Partner Center Find a Broker

My, my! Traders have been on a massive Loonie selling spree lately and it seems like there’s no stopping the Canadian currency from falling further. Here are some reasons why I think more Loonie weakness is in the cards:

1. Weak Canadian economic data

Unless you’ve been living under a rock or floating around in outer space like Robopip, you’d be aware that the Canadian economy has been printing one bad report after another.

Last week, Canada printed a very disappointing Ivey PMI figure of 46.3, reflecting a contraction in the manufacturing industry when analysts were actually expecting to see an improvement from 53.7 to 55.0. Canada also reported a jaw-dropping 6.7% decline in building permits, worse than the estimated 2.3% dip. To top it all off, the jobs report revealed that the economy lost 45.9K jobs in December, enough to push the unemployment rate up from 6.9% to 7.2%.

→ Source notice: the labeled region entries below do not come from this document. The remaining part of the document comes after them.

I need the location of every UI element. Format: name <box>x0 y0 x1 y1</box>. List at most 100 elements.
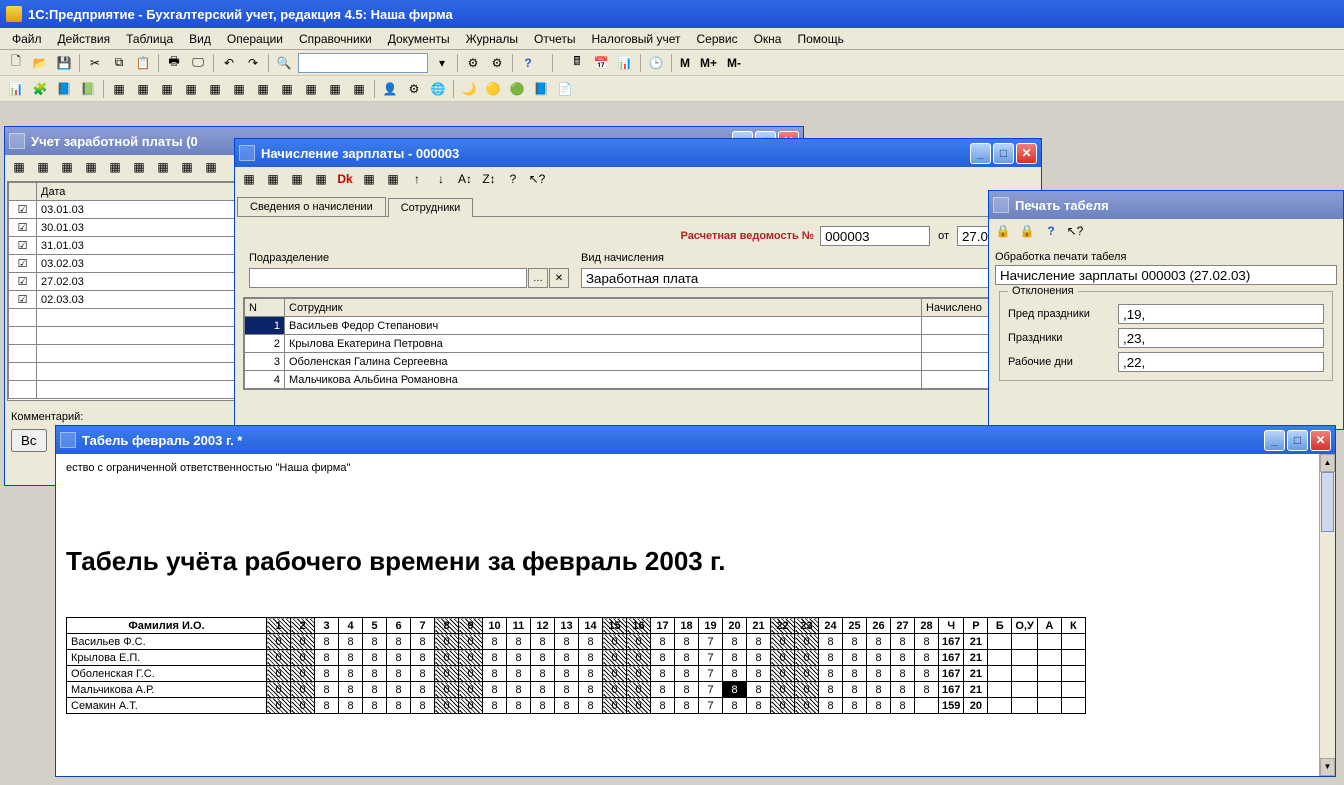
nav6-icon[interactable]: ▦ <box>132 78 154 100</box>
ptool4-icon[interactable]: ▦ <box>310 168 332 190</box>
jtool5-icon[interactable]: ▦ <box>104 156 126 178</box>
save-icon[interactable]: 💾 <box>53 52 75 74</box>
nav13-icon[interactable]: ▦ <box>300 78 322 100</box>
tp-cursor-help-icon[interactable]: ↖? <box>1064 220 1086 242</box>
menu-Действия[interactable]: Действия <box>50 30 119 48</box>
find-input[interactable] <box>298 53 428 73</box>
jtool7-icon[interactable]: ▦ <box>152 156 174 178</box>
payroll-titlebar[interactable]: Начисление зарплаты - 000003 _ □ ✕ <box>235 139 1041 167</box>
ptool8-icon[interactable]: ↑ <box>406 168 428 190</box>
find-next-icon[interactable]: ▾ <box>431 52 453 74</box>
menu-Сервис[interactable]: Сервис <box>688 30 745 48</box>
nav2-icon[interactable]: 🧩 <box>29 78 51 100</box>
nav7-icon[interactable]: ▦ <box>156 78 178 100</box>
menu-Таблица[interactable]: Таблица <box>118 30 181 48</box>
jtool2-icon[interactable]: ▦ <box>32 156 54 178</box>
compute-button[interactable]: Вс <box>11 429 47 452</box>
nav1-icon[interactable]: 📊 <box>5 78 27 100</box>
tp1-icon[interactable]: 🔒 <box>992 220 1014 242</box>
menu-Справочники[interactable]: Справочники <box>291 30 380 48</box>
minimize-button[interactable]: _ <box>1264 430 1285 451</box>
nav3-icon[interactable]: 📘 <box>53 78 75 100</box>
ptool5-icon[interactable]: Dk <box>334 168 356 190</box>
copy-icon[interactable]: ⧉ <box>108 52 130 74</box>
jtool1-icon[interactable]: ▦ <box>8 156 30 178</box>
undo-icon[interactable]: ↶ <box>218 52 240 74</box>
ptool2-icon[interactable]: ▦ <box>262 168 284 190</box>
tool-a-icon[interactable]: ⚙ <box>462 52 484 74</box>
help-icon[interactable]: ? <box>517 52 539 74</box>
chart-icon[interactable]: 📊 <box>614 52 636 74</box>
tp-help-icon[interactable]: ? <box>1040 220 1062 242</box>
jtool4-icon[interactable]: ▦ <box>80 156 102 178</box>
cut-icon[interactable]: ✂ <box>84 52 106 74</box>
nav4-icon[interactable]: 📗 <box>77 78 99 100</box>
nav16-icon[interactable]: 👤 <box>379 78 401 100</box>
calc-icon[interactable]: 🖩 <box>566 52 588 74</box>
nav17-icon[interactable]: ⚙ <box>403 78 425 100</box>
jtool8-icon[interactable]: ▦ <box>176 156 198 178</box>
praz-input[interactable] <box>1118 328 1324 348</box>
ptool7-icon[interactable]: ▦ <box>382 168 404 190</box>
tabel-table[interactable]: Фамилия И.О.1234567891011121314151617181… <box>66 617 1086 714</box>
menu-Файл[interactable]: Файл <box>4 30 50 48</box>
close-button[interactable]: ✕ <box>1016 143 1037 164</box>
ptool11-icon[interactable]: Z↕ <box>478 168 500 190</box>
maximize-button[interactable]: □ <box>993 143 1014 164</box>
pred-input[interactable] <box>1118 304 1324 324</box>
ptool1-icon[interactable]: ▦ <box>238 168 260 190</box>
menu-Окна[interactable]: Окна <box>746 30 790 48</box>
podrazd-input[interactable] <box>249 268 527 288</box>
ptool3-icon[interactable]: ▦ <box>286 168 308 190</box>
print-tabel-titlebar[interactable]: Печать табеля <box>989 191 1343 219</box>
nav9-icon[interactable]: ▦ <box>204 78 226 100</box>
report-titlebar[interactable]: Табель февраль 2003 г. * _ □ ✕ <box>56 426 1335 454</box>
open-icon[interactable]: 📂 <box>29 52 51 74</box>
menu-Документы[interactable]: Документы <box>380 30 458 48</box>
nav12-icon[interactable]: ▦ <box>276 78 298 100</box>
nav15-icon[interactable]: ▦ <box>348 78 370 100</box>
nav8-icon[interactable]: ▦ <box>180 78 202 100</box>
nav22-icon[interactable]: 📄 <box>554 78 576 100</box>
employees-table[interactable]: NСотрудникНачислено1Васильев Федор Степа… <box>244 298 1032 389</box>
nav19-icon[interactable]: 🟡 <box>482 78 504 100</box>
ptool13-icon[interactable]: ↖? <box>526 168 548 190</box>
nav14-icon[interactable]: ▦ <box>324 78 346 100</box>
select-button[interactable]: … <box>528 268 548 288</box>
menu-Помощь[interactable]: Помощь <box>789 30 851 48</box>
menu-Налоговый учет[interactable]: Налоговый учет <box>583 30 688 48</box>
nav10-icon[interactable]: ▦ <box>228 78 250 100</box>
calendar-icon[interactable]: 📅 <box>590 52 612 74</box>
vedomost-number-input[interactable] <box>820 226 930 246</box>
tp-docinfo[interactable] <box>995 265 1337 285</box>
jtool6-icon[interactable]: ▦ <box>128 156 150 178</box>
ptool6-icon[interactable]: ▦ <box>358 168 380 190</box>
preview-icon[interactable]: 🖵 <box>187 52 209 74</box>
globe-icon[interactable]: 🌐 <box>427 78 449 100</box>
close-button[interactable]: ✕ <box>1310 430 1331 451</box>
nav11-icon[interactable]: ▦ <box>252 78 274 100</box>
maximize-button[interactable]: □ <box>1287 430 1308 451</box>
nav18-icon[interactable]: 🌙 <box>458 78 480 100</box>
clear-button[interactable]: ✕ <box>549 268 569 288</box>
ptool12-icon[interactable]: ? <box>502 168 524 190</box>
memory-mminus-button[interactable]: М- <box>723 52 745 74</box>
print-icon[interactable]: 🖶 <box>163 52 185 74</box>
redo-icon[interactable]: ↷ <box>242 52 264 74</box>
nav21-icon[interactable]: 📘 <box>530 78 552 100</box>
jtool9-icon[interactable]: ▦ <box>200 156 222 178</box>
nav5-icon[interactable]: ▦ <box>108 78 130 100</box>
memory-mplus-button[interactable]: М+ <box>696 52 721 74</box>
vid-input[interactable] <box>581 268 1027 288</box>
menu-Операции[interactable]: Операции <box>219 30 291 48</box>
paste-icon[interactable]: 📋 <box>132 52 154 74</box>
new-icon[interactable]: 🗋 <box>5 52 27 74</box>
menu-Журналы[interactable]: Журналы <box>458 30 526 48</box>
tp2-icon[interactable]: 🔒 <box>1016 220 1038 242</box>
nav20-icon[interactable]: 🟢 <box>506 78 528 100</box>
tab-employees[interactable]: Сотрудники <box>388 198 474 217</box>
ptool10-icon[interactable]: A↕ <box>454 168 476 190</box>
scrollbar-vertical[interactable] <box>1319 454 1335 776</box>
minimize-button[interactable]: _ <box>970 143 991 164</box>
memory-m-button[interactable]: М <box>676 52 694 74</box>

2. Further declines in oil prices?

It doesn’t help the Loonie’s cause that oil prices have been slipping and sliding lately. A quick look at the daily chart of Brent crude oil suggests that further declines are likely, as a double top pattern has formed and price has already broken below the formation’s neckline:


3. Upside break from long-term consolidation

As Big Pippin pointed out in his Daily Chart Art, USD/CAD finally made an upside break from a long-term ascending triangle pattern that has been holding for almost half a year.

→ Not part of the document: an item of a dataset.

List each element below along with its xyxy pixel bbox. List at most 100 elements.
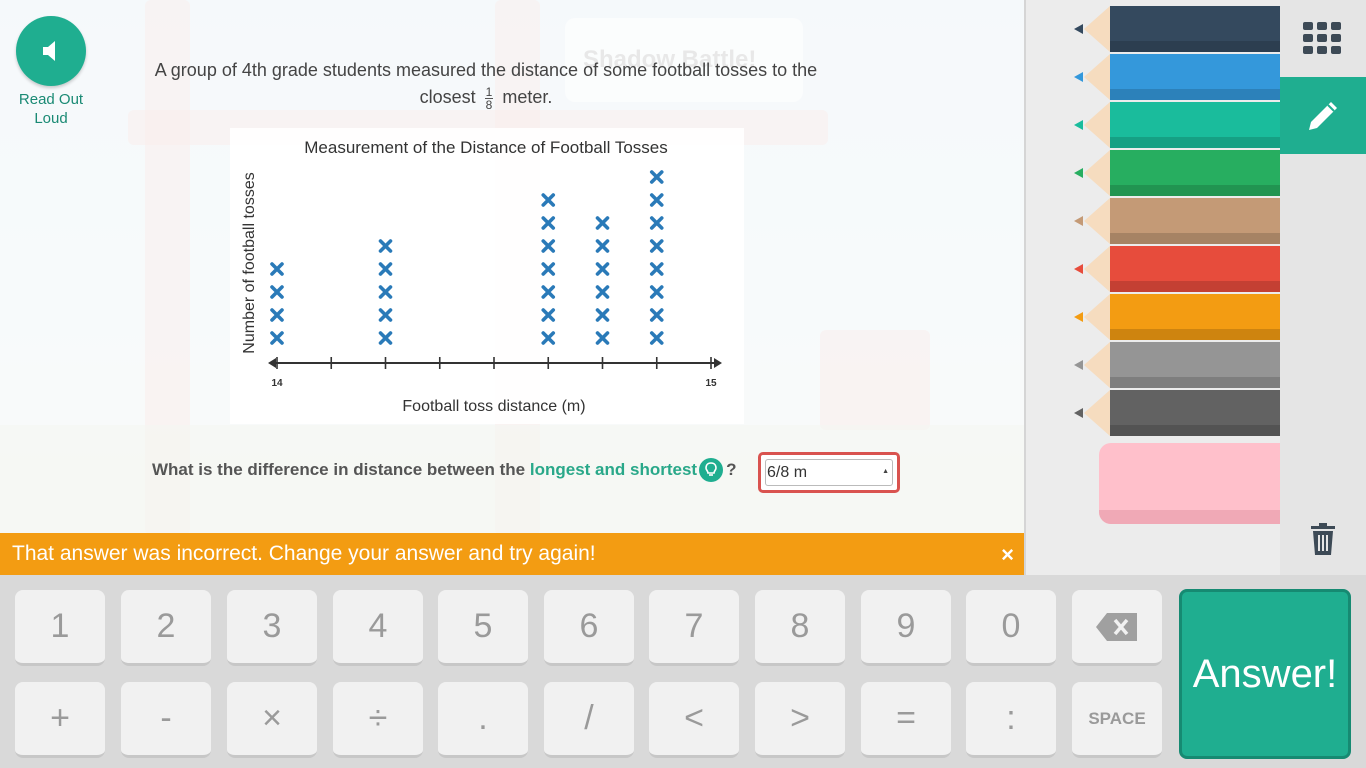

After a bit of hesitation and a few quick retests, USD/CAD surged higher and came close to testing the 1.1000 major psychological resistance. Bear in mind that the ascending triangle is roughly a thousand pips high, which suggests that the ongoing rally could last until the 1.1600 mark.

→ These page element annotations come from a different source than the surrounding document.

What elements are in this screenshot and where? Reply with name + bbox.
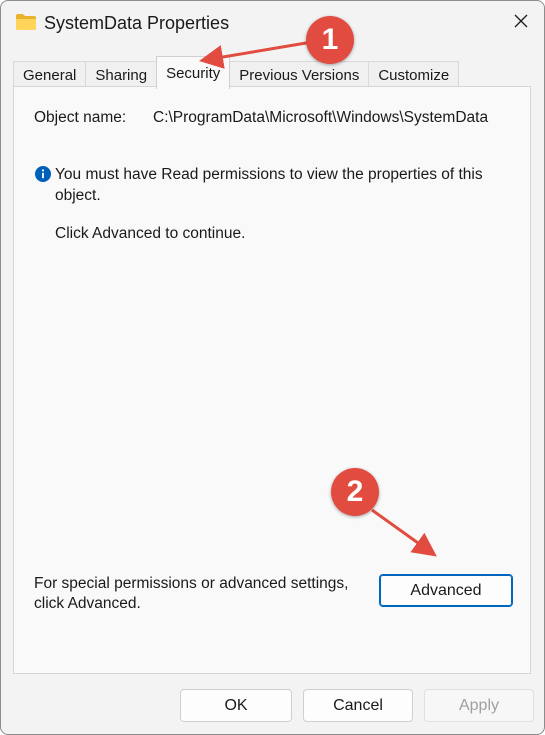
title-bar: SystemData Properties: [1, 1, 544, 45]
annotation-badge-1: 1: [306, 16, 354, 64]
tab-general[interactable]: General: [13, 61, 87, 89]
folder-icon: [15, 13, 37, 31]
object-name-value: C:\ProgramData\Microsoft\Windows\SystemD…: [153, 109, 489, 126]
annotation-badge-2: 2: [331, 468, 379, 516]
info-icon: [35, 166, 51, 182]
properties-dialog: SystemData Properties General Sharing Se…: [0, 0, 545, 735]
advanced-button[interactable]: Advanced: [379, 574, 513, 607]
apply-button[interactable]: Apply: [424, 689, 534, 722]
object-name-label: Object name:: [34, 109, 127, 126]
permission-info-message: You must have Read permissions to view t…: [55, 166, 483, 204]
close-icon: [514, 14, 528, 33]
tab-strip: General Sharing Security Previous Versio…: [13, 56, 460, 89]
tab-previous-versions[interactable]: Previous Versions: [229, 61, 370, 89]
continue-message: Click Advanced to continue.: [55, 225, 246, 242]
tab-customize[interactable]: Customize: [368, 61, 460, 89]
tab-sharing[interactable]: Sharing: [85, 61, 158, 89]
tab-security[interactable]: Security: [156, 56, 231, 89]
cancel-button[interactable]: Cancel: [303, 689, 413, 722]
special-permissions-message: For special permissions or advanced sett…: [34, 575, 349, 612]
ok-button[interactable]: OK: [180, 689, 292, 722]
window-title: SystemData Properties: [44, 13, 230, 33]
close-button[interactable]: [498, 1, 544, 45]
security-panel: Object name: C:\ProgramData\Microsoft\Wi…: [13, 86, 531, 674]
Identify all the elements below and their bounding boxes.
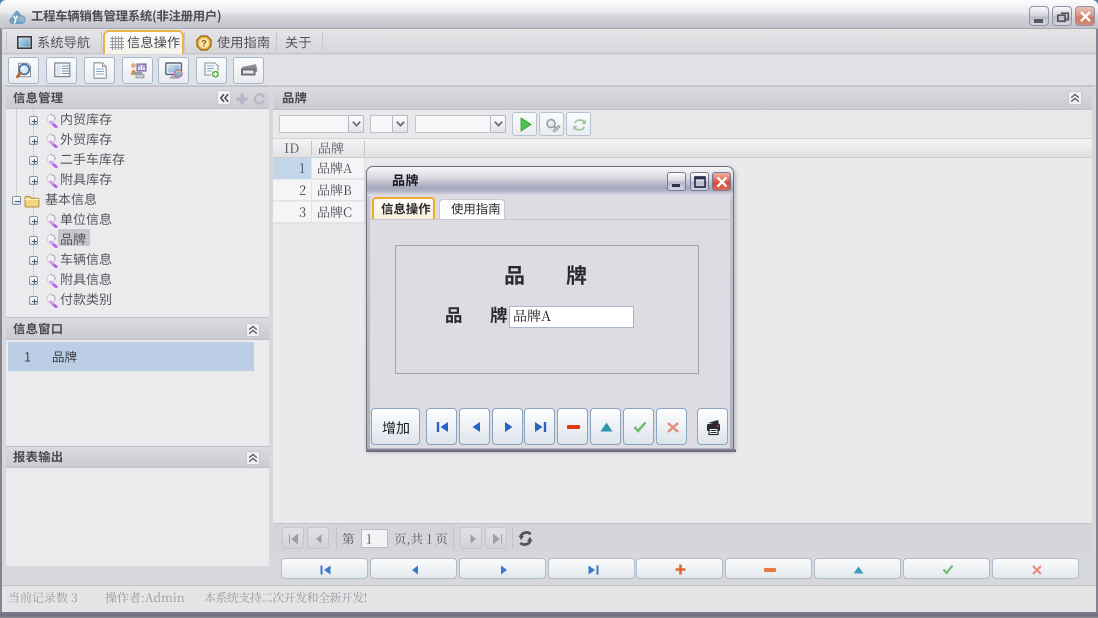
svg-text:?: ?	[201, 39, 207, 49]
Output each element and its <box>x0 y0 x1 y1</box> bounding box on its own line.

4. Hedge funds on “sell mode”

With that, several banking institutions and hedge funds have joined the bear camp, with some analysts projecting that USD/CAD could reach 1.1400 in the near term!

For instance, Amundi Asset Management and Brandywine Global Investment Management LLC predict that the Canadian dollar could keep weakening until the second half of the year. Goldman Sachs, which has already been a Loonie bear since November last year, recently pointed out that weak export industry prospects and slow foreign capital inflows could keep pushing the Loonie down.

5. Potential rate cut?

Last but not least, the dovish outlook of BOC Governor Stephen Poloz has convinced several market participants that a rate cut will happen sooner or later. Earlier this month, he highlighted concerns about weak inflation, a huge contrast to previous statements by former BOC head Mark Carney who said that price levels are starting to normalize.

Bear in mind that the BOC is set to make its interest rate decision next week, which means that traders will probably start pricing in expectations of a downbeat statement and possibly a rate cut in the days leading up to the event. Do you think USD/CAD has a shot at breaking above the 1.1000 mark in the next few days?